Adrian Flannelly, the "dean" of the Irish American press corps, had an iconoclastic streak lurking behind the typically smooth presentation of an issue on his radio show. He was not a physically big man but, in figurative terms, his arms spanned an ocean as he pulled Ireland and Irish America closer together, sometimes when one or the other might have been reluctant.
His work as a journalist would have been sufficient to keep Flannelly busy at all hours. His talent as a musician might well have been an alternative to that working life in news.
But beyond both there was Adrian's role as a community activist, especially in the arena where the great battle over immigration was fought in the 1980s, 1990s and into the new century.
The man from Mayo was ever ready to do what he could to help new Irish immigrants secure a new life in America - just as he did as a young immigrant and at a time when securing legal status in the United States was not cruelly dependent on the luck of the draw in a visa lottery.
Adrian was ready for the fray when it came to championing a memorial to the Great Hunger Irish. That memorial today occupies precious ground at the southern tip of Manhattan Island.

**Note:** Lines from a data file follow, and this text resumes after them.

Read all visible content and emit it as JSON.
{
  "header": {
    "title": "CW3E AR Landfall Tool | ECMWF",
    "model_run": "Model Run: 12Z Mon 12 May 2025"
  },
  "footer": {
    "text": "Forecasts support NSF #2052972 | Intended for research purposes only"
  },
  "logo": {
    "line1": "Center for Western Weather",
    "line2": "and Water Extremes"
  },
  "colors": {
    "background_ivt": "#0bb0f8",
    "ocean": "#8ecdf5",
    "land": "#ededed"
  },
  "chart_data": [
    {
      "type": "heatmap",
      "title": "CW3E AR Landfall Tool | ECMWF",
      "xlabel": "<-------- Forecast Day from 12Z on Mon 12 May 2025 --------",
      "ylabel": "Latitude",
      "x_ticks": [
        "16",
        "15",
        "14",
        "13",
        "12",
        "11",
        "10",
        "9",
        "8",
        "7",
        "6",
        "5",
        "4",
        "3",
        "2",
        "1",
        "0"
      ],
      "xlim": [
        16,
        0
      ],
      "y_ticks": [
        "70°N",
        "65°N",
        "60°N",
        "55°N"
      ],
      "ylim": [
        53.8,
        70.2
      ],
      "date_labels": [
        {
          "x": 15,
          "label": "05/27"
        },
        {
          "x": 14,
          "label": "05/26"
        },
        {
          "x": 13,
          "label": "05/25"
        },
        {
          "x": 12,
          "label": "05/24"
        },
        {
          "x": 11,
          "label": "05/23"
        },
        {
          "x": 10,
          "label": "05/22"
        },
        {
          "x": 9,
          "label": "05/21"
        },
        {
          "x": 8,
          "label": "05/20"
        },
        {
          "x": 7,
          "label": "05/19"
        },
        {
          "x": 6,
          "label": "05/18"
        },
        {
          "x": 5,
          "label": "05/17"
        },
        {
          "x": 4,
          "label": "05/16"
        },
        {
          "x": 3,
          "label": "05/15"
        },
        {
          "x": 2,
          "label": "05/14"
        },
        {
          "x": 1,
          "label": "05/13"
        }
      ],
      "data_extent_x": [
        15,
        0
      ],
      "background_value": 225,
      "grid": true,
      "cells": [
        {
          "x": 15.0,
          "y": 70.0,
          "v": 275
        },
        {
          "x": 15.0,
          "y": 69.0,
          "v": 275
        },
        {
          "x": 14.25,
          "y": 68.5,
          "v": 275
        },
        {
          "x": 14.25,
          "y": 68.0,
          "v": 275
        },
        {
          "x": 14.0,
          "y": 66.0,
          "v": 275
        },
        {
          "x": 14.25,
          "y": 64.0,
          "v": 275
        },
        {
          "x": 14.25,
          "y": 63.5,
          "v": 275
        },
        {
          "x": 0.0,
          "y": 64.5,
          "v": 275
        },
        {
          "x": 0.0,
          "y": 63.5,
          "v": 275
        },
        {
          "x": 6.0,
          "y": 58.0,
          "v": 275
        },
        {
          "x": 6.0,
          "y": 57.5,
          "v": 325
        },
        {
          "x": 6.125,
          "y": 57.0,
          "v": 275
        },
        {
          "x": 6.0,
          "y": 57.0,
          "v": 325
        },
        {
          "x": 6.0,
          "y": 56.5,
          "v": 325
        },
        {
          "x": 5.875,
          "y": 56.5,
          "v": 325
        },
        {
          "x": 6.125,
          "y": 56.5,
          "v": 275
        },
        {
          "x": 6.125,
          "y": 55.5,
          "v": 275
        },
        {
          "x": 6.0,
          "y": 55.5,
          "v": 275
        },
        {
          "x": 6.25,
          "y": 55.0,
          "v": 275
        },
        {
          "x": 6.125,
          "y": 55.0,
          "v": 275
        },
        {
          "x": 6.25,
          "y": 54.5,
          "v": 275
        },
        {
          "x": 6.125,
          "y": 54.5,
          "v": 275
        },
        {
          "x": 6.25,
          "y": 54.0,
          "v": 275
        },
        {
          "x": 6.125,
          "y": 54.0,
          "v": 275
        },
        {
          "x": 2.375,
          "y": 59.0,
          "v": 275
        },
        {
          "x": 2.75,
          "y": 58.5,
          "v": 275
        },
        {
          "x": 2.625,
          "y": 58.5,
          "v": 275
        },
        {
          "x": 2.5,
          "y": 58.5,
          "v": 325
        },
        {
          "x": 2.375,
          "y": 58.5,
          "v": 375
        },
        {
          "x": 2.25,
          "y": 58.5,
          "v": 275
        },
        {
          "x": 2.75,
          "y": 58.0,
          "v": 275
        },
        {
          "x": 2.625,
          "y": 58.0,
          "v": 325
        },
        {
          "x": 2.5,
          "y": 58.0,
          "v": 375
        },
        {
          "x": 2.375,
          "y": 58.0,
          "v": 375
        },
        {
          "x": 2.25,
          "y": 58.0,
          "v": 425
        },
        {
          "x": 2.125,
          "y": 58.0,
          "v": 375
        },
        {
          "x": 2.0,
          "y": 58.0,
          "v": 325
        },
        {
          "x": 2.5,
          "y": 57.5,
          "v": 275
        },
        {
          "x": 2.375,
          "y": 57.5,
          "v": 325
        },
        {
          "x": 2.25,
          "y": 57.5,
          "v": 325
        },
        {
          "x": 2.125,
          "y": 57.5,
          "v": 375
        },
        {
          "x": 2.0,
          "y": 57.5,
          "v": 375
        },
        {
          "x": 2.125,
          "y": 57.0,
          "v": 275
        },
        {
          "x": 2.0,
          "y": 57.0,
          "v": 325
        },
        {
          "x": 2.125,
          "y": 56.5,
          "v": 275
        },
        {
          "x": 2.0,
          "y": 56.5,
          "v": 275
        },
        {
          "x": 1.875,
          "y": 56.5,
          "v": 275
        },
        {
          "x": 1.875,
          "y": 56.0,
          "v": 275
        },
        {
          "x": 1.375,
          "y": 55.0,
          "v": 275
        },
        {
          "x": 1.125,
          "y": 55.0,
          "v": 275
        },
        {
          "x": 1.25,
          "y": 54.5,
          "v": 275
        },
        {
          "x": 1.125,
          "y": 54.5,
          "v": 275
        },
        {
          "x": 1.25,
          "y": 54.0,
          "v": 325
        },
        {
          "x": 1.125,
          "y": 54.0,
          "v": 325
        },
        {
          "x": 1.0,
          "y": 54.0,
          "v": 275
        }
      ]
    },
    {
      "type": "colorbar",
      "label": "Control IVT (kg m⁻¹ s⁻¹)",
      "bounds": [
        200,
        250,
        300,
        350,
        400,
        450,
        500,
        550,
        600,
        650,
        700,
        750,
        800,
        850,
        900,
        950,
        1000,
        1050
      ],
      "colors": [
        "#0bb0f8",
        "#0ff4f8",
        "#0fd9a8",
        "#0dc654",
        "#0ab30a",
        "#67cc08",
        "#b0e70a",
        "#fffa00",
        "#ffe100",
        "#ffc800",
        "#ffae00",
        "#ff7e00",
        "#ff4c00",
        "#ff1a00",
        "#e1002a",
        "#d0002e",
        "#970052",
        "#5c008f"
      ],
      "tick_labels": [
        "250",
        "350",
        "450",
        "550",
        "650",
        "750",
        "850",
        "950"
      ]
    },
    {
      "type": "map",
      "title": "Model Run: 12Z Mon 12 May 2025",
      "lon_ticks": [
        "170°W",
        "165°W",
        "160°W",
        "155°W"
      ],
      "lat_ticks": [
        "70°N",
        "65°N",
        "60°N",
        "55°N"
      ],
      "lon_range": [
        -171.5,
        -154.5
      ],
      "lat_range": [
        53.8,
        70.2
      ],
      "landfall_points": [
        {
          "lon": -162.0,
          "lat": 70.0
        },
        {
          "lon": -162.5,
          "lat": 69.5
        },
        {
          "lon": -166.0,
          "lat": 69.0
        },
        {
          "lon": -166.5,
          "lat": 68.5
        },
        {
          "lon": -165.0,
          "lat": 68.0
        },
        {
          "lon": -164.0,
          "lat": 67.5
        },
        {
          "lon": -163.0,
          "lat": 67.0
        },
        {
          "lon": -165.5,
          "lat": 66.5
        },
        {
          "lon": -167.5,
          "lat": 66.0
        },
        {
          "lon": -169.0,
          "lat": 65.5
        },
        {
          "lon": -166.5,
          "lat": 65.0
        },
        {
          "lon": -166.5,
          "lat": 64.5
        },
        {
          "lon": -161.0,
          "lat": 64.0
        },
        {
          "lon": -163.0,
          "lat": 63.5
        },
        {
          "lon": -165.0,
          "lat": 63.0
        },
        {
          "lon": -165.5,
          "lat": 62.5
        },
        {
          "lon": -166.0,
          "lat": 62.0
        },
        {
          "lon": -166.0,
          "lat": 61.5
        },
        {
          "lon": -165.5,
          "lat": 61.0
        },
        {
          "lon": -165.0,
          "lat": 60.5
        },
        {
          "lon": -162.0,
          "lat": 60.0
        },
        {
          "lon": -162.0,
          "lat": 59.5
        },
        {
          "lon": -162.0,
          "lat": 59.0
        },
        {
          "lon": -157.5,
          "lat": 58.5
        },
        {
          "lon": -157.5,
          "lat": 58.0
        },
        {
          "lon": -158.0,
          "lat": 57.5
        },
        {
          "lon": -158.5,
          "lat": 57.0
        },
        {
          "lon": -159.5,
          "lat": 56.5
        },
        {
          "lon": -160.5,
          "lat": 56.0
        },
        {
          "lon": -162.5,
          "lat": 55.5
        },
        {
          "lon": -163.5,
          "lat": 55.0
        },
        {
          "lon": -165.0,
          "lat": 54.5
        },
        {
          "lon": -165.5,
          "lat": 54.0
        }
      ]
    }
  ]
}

Adrian Flannery was quite simply unique, sui generis. We sometimes say that we will never see a person's like again. In Flannelly's case this is true and then some.
We once honored him as our Irish American of the Year. Adrian was that and more: a man for all years and seasons, a man for all causes and challenges, a family man, and a man with an expanded family that we call the diaspora. That family now mourns his passing. Ar dheis Dé go raibh a anam.